Oh, pop music! One minute, it pushes the envelope wide-wide open, then the next seals it up tight as can be! Such a force it is, for reinforcing cultural expectations, for undoing them! Just think: this pop star plays the virgin/whore; these boys rant misogynist raves while tarted up like streetwalkers/divas; and wow, these suckers sing with a mangled cockney, when their origins are tried and true to the U.S of A! What are we audiences — poor dears, amazed souls — to do? When the world is both explained and confused by our pop cultural icons, when we hate and love them for who we are or who we want to be, when the world they occupy/sanctify seems so different from what’s just beyond our homestead windows — what, oh what, will become of us?
‘Tis simple: we will find ways to explain what we don’t know through the familiar, temporarily allowing expectation to be overwritten by exception. Historically, the most notable cases have been along those lines where our stereotypes are firmest — categories of identity like race, gender, and sexual orientation. (The economic realities of celebrity most often undo themes of class, though, depending on the genre, either playing or holding the “sell out” card can be an advantage.) Examples, if you will: Marilyn Manson or Ziggy-era Bowie as gender aberrations; Living Colour, a heavy metal band peopled with braided black boys; George Michael or Lionel Richie singing straight love songs while buried deep in the closet.
Born in 1939 as Mary O’Brien in London, Dusty Springfeld was one of those quintessential artists who had this same topsy-turvy effect on stereotypes. Dubbed “The White Negress”, “the queen of blue-eyed soul”, and the like, Dusty’s 30-year-plus career made her one of the most emblematic artists described as “sounding black” — a blessing/curse also granted to Elvis Presley, Madonna, Christina Aguilera, Mariah Carey the list goes on and on. For Dusty, as for many artists before and after her, a soulful sound that crossed racial boundaries was a key to chart success, even if the controversial stances that sometimes accompanied it — like refusing to play to segregated audience in South Africa 1964 — made her privy to criticism.
Dusty’s music also transcended and melded musical categories — from gospel to country, soul to folk — and this collection stands out as one of the most comprehensive to date, outside of the 1997 three-disc mega-collection, Anthology. Beyond canonical Dusty standards like “Wishin’ and Hopin'”, “Son of a Preacher Man”, and “I Only Want to Be With You”, this compilation includes a single from her first musical group, as well as later material that came out after she’d lost her commercial Midas touch.

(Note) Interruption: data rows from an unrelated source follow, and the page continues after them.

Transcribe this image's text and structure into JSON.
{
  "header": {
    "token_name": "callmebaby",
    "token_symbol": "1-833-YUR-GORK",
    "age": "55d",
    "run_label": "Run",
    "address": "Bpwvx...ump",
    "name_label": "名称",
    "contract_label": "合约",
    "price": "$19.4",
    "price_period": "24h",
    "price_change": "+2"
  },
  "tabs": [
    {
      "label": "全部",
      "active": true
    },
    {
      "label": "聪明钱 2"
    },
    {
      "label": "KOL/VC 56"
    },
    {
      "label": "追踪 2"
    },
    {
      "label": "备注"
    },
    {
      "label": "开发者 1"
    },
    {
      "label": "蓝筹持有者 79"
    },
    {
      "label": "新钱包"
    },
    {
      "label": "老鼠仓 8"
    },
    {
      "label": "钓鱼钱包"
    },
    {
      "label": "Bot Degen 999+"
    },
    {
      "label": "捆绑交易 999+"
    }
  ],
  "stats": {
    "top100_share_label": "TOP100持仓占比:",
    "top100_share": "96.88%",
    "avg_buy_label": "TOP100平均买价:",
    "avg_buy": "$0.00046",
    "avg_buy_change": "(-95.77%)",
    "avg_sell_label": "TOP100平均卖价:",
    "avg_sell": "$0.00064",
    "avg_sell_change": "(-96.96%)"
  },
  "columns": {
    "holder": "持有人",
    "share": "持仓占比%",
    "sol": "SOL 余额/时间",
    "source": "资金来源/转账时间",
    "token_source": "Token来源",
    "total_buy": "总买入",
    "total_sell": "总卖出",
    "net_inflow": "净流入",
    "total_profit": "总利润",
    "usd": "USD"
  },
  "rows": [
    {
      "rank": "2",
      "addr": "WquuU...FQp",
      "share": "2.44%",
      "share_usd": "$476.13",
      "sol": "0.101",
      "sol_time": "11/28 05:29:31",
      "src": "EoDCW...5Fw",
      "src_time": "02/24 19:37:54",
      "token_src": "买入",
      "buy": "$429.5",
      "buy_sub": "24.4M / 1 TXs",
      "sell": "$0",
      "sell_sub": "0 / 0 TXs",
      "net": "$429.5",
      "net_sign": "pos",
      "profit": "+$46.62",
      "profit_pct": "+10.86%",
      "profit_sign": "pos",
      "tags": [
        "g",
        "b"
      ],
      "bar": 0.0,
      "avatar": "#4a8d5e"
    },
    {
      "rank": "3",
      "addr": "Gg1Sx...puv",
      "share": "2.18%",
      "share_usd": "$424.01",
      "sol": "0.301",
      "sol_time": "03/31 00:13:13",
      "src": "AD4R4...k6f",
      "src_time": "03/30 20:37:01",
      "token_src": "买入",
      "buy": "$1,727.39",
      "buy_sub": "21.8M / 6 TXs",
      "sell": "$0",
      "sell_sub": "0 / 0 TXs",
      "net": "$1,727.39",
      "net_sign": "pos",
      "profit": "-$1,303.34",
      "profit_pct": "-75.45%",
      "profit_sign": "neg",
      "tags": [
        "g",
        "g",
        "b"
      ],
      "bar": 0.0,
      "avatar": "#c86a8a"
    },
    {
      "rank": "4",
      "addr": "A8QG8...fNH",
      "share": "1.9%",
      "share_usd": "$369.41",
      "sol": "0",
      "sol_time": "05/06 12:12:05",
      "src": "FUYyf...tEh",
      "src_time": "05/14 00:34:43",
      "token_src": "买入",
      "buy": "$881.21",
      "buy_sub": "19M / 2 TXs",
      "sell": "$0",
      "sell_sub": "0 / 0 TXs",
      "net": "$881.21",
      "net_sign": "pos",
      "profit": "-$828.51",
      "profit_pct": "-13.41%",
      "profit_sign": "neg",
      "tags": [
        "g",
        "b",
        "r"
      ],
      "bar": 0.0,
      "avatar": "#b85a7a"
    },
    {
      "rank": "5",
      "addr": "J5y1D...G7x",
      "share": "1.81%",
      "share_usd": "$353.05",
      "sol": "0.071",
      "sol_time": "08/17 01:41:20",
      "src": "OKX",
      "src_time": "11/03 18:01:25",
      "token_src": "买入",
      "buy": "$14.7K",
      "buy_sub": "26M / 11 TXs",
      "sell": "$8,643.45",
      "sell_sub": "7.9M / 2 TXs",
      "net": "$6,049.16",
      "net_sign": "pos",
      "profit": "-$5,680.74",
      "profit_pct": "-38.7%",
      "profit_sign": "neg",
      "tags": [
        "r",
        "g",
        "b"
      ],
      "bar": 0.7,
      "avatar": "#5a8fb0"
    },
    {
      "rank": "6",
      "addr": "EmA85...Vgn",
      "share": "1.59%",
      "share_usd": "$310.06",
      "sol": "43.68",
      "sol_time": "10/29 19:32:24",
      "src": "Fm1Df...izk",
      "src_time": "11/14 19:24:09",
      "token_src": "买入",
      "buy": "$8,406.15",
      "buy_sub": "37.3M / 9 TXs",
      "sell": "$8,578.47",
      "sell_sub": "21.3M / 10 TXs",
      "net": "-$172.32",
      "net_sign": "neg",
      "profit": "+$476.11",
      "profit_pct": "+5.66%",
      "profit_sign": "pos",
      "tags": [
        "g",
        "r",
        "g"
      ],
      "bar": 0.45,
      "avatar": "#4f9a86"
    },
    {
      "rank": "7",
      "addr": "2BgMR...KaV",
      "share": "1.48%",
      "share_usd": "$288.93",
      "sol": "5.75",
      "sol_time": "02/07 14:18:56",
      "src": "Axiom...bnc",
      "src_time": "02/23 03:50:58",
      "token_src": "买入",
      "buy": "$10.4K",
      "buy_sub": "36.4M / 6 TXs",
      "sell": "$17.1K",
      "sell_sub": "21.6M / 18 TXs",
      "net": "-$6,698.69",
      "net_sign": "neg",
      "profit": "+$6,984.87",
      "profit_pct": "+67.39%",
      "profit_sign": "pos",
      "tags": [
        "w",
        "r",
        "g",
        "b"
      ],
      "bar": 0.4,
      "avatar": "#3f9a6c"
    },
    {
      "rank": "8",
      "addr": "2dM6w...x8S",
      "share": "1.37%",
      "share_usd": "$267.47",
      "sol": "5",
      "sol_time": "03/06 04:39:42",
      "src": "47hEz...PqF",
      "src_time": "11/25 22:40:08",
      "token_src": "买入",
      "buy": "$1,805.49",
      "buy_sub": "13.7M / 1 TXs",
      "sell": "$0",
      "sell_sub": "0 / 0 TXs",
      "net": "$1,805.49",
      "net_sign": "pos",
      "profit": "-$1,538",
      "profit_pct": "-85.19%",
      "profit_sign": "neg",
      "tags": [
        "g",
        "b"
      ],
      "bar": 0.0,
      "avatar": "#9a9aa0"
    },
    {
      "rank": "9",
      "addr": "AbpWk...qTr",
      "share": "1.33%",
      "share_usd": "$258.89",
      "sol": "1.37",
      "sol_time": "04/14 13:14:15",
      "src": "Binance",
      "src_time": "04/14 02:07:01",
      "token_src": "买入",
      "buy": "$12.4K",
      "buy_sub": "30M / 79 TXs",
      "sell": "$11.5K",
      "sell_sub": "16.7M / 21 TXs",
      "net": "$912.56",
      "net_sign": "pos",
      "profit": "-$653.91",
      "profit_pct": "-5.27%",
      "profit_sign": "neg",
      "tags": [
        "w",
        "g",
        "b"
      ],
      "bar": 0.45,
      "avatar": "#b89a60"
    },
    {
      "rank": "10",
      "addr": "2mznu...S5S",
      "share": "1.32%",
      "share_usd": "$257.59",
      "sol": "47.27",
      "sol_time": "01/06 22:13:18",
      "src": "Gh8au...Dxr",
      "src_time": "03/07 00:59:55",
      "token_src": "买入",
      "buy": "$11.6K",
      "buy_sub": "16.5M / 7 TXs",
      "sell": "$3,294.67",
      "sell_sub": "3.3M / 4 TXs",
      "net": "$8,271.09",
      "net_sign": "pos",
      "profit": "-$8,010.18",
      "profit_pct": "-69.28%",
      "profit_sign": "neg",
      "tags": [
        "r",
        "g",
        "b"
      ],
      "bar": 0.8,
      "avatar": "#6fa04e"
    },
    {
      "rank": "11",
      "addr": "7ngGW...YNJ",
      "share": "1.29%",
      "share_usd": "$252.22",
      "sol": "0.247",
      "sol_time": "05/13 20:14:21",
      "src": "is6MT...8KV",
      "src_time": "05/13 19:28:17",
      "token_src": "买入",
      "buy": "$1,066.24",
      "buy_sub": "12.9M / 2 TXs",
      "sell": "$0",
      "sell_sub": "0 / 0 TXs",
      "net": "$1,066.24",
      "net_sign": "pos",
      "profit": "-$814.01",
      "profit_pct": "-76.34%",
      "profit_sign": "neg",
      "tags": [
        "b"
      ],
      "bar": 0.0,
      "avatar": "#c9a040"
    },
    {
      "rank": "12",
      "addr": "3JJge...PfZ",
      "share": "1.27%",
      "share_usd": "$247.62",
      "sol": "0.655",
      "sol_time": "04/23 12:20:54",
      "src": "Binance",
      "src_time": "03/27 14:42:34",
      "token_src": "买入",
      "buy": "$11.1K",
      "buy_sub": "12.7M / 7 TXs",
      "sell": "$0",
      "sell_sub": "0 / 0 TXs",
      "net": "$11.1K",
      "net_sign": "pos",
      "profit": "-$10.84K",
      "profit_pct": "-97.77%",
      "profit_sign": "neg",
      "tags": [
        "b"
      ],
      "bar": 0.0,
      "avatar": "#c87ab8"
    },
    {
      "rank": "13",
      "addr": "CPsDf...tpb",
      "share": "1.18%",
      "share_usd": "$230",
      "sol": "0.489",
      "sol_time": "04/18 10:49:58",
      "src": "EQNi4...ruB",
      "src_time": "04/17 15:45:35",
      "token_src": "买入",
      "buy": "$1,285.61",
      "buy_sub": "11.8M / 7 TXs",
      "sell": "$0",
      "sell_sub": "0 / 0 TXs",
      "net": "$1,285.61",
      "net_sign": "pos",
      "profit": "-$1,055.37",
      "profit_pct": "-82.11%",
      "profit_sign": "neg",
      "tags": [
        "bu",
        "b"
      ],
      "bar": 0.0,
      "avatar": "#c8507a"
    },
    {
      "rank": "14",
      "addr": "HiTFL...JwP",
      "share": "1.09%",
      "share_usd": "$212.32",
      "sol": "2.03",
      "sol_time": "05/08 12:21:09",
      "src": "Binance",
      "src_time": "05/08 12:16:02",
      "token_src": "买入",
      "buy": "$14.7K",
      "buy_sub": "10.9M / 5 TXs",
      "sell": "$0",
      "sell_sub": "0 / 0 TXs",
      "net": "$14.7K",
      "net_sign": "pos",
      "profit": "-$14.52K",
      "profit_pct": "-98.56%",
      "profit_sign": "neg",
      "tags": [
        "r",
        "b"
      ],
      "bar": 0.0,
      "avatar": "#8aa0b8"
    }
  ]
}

Moving more or less in chronicle order, the album opens with “Silver Threads and Golden Needles”, a 1962 release from The Springfields, Dusty’s first outfit, of which her brother Tom (Dion O’Brien) was also a member. The song is a sweet, twangy number — it sounds like the county fair or a hayride — and is harmonized male and female vocals. Stylistically, it is the most folksy number on the disc — though “Wishin’ and Hopin'” is slightly reminiscent with its down-home attitude. Next up are “I Only Want to Be With You” and “Stay Awhile”, two traditionally early ’60s numbers which were did well both in the UK and US. They showcase Dusty’s ability to croon with the best of ’60s female fatales, in the playfully pop style of “My Boyfriend’s Back” or “It’s My Party”.
More meaty are the tracks which show the tremendous power of Dusty’s pipes, like the 1965 love song “Oh No! Not My Baby”, the 1966 “You Don’t Have to Say You Love Me”, and, of Pulp Fiction fame, “Son of a Preacher Man”. On slower numbers, her voice has the sheer brilliance of a gem: clear, bright, remarkably unflawed. She also sings with an emotion and theatrics that render it utterly believable — demonstrated in the wide range between her smoldering performance of Burt Bacharach/Hal David’s song “The Look of Love” and her sassy take on “What’s It Gonna Be” (which immediately follows it on the disc).
Most surprising of all is Ultimate Collection‘s final track, the 1987 Pet Shop Boys’ “What Have I Done to Deserve This?” where Dusty sings backup. It sticks out on the album, not only because of the wide rift between Dusty’s material and the quintessential late ’80s new wave piece, but also because Dusty plays such a peripheral (and some might say, even annoying) role in the song. But beyond this one question mark, Dusty Springfield: Ultimate Collection is an emphatic exclamation point, and a remarkable tribute to one of the most legendary female singers of the late 20th century.